Enclosure, Tullaroan, Co. Kilkenny
Co. Kilkenny |
Enclosures
In a flat field outside Tullaroan in County Kilkenny, there is an ancient enclosure that no one walking past would ever notice.
It leaves no trace above ground, no raised earthwork, no dip in the soil, nothing to catch the eye of a passing farmer or a curious walker. The only reason anyone knows it exists at all is because a camera mounted in an aircraft happened to pass over on a summer's day in 1966.

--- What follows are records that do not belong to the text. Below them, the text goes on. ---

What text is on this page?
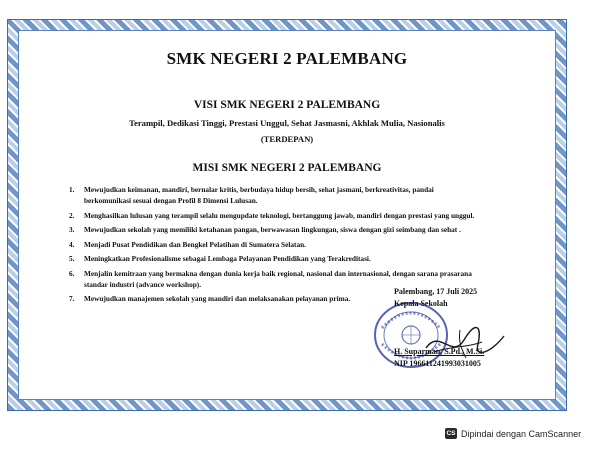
SMK NEGERI 2 PALEMBANG
VISI SMK NEGERI 2 PALEMBANG
Terampil, Dedikasi Tinggi, Prestasi Unggul, Sehat Jasmasni, Akhlak Mulia, Nasionalis
(TERDEPAN)
MISI SMK NEGERI 2 PALEMBANG
1. Mewujudkan keimanan, mandiri, bernalar kritis, berbudaya hidup bersih, sehat jasmani, berkreativitas, pandai
berkomunikasi sesuai dengan Profil 8 Dimensi Lulusan.
2. Menghasilkan lulusan yang terampil selalu mengupdate teknologi, bertanggung jawab, mandiri dengan prestasi yang unggul.
3. Mewujudkan sekolah yang memiliki ketahanan pangan, berwawasan lingkungan, siswa dengan gizi seimbang dan sehat .
4. Menjadi Pusat Pendidikan dan Bengkel Pelatihan di Sumatera Selatan.
5. Meningkatkan Profesionalisme sebagai Lembaga Pelayanan Pendidikan yang Terakreditasi.
6. Menjalin kemitraan yang bermakna dengan dunia kerja baik regional, nasional dan internasional, dengan sarana prasarana
standar industri (advance workshop).
7. Mewujudkan manajemen sekolah yang mandiri dan melaksanakan pelayanan prima.
Palembang, 17 Juli 2025
Kepala Sekolah
H. Suparman, S.Pd., M.Si.
NIP 196611241993031005
CS Dipindai dengan CamScanner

What the aerial photograph revealed was a bivallate enclosure, meaning a roughly circular settlement defined by two concentric ditches, or fosses, dug one outside the other. The overall diameter runs to approximately 36 metres. Enclosures of this type are generally associated with early medieval Ireland, where a ringfort or similar defended homestead would have sat within the inner boundary, with the outer ditch providing an additional layer of protection or demarcation. At Tullaroan, the two fosses show up as cropmarks, a phenomenon where buried features influence how plants grow above them: the soil filling an ancient ditch tends to retain more moisture, producing slightly lusher or differently coloured vegetation that becomes legible from altitude even when it is entirely invisible at ground level. The photograph in question, taken on 14 July 1966 as part of the Cambridge University Collection of Aerial Photography, captured this double ring in the crop with enough clarity to allow the enclosure to be recorded and mapped. The field has since returned to grass, which makes cropmark detection considerably harder, and the monument sits quietly between a public road to its north and a field boundary to its west, unannounced and unvisited.